Accents and dialects are local. Like a pin on a map, they fix a person to a particular region. I’ve read statements from other photographers who extol their craft as a kind of universal speech. They tell us that images are like music: they are accessible across cultures; they bridge barriers of language. I’m not sure that’s a virtue. Maybe universality is possible only when it engages us in acts of erasure. A man walks down an alley with a cell phone pressed to his ear. Click. I catch him as he passes. The resulting image is easy to read. Perspective lines draw our eyes to the lightest part of the image somewhere at the end of the alley. The man is following those lines to that light place. Lines of perspective are a universal phenomenon. The alley could be anywhere, Manhattan, Kowloon. The movement from darkness to light has a Jungian appeal. But the image erases the gritty particularity of that locale off Buchanan Street. The smell of an old industrial town. The speech into the cell phone. Low. Not posh, like in Edinburgh. The distinctive traces of a paradoxical place that rejected independence from the UK, but also rejected the UK’s call to leave the EU. My image trashes all of that and leaves you with a simple (almost numbingly stupid) message.
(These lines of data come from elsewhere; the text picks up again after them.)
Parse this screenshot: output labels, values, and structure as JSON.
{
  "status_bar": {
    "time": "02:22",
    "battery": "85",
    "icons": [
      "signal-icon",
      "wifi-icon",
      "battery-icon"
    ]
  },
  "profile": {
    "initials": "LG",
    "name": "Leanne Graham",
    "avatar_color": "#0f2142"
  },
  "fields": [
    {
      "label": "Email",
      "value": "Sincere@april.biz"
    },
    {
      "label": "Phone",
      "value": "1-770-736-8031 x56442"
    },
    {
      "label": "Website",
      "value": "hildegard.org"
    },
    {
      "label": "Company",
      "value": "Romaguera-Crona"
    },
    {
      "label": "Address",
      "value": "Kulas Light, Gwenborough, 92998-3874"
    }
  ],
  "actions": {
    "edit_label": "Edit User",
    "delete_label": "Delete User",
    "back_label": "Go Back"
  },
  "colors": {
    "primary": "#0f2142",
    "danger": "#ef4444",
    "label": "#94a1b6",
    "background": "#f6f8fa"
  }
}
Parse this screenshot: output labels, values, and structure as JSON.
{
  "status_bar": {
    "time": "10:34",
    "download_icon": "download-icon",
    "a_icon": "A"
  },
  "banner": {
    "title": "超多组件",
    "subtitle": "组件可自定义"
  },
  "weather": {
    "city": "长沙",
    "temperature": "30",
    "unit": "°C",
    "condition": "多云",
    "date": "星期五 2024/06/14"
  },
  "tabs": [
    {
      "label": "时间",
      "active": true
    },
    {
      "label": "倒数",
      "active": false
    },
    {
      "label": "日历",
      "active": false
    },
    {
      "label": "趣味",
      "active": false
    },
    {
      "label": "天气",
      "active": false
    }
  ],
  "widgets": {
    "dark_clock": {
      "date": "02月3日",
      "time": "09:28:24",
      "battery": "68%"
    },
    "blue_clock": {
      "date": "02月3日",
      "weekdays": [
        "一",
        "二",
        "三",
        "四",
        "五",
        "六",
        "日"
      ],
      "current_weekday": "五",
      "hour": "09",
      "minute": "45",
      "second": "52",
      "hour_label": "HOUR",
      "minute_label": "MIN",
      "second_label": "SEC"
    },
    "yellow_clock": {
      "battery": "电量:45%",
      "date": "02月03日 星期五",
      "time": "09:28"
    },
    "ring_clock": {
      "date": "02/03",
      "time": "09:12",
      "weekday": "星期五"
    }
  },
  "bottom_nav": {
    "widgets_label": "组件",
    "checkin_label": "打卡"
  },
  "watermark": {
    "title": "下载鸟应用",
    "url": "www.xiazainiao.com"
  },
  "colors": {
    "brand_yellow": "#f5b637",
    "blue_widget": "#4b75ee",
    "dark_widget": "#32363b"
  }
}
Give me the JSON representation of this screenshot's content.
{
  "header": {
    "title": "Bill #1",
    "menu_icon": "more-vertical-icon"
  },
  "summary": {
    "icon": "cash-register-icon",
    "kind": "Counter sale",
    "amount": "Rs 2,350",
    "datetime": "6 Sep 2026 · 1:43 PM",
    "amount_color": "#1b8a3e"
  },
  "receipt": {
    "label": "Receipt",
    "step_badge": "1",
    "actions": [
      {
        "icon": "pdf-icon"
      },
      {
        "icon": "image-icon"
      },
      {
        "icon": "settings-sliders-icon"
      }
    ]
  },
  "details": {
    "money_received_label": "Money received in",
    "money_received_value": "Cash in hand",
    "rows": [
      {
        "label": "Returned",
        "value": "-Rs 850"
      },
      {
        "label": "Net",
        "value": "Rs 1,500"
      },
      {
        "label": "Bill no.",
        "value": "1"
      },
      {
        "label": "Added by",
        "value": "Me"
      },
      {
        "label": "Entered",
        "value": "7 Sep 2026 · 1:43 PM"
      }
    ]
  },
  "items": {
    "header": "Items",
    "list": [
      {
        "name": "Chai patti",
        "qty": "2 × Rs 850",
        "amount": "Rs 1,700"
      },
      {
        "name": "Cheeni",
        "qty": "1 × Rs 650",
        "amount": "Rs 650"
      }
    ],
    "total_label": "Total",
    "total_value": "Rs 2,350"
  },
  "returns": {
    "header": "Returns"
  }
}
A man reading a newspaper raises similar issues. A mass-media rag owned by which corporate conglomerate? With headquarters where? Paying dividends to shareholders around the globe? It offers local news, but filtered through a formula that gets applied on every continent. I critique what I see, but how am I any better than the rag? I internalize big media’s visual formulas and filter everything I see, even everything I see critically, through its assumptions. In the background, a kid plays a guitar. Maybe he’s like me. Maybe he craves to maintain his status as an outlier, to sing with integrity, to honour his local culture. But he can’t help himself. He’s listened to too many top-40 radio stations (or the online equivalent). He’s internalized the demand for slick mediocrity.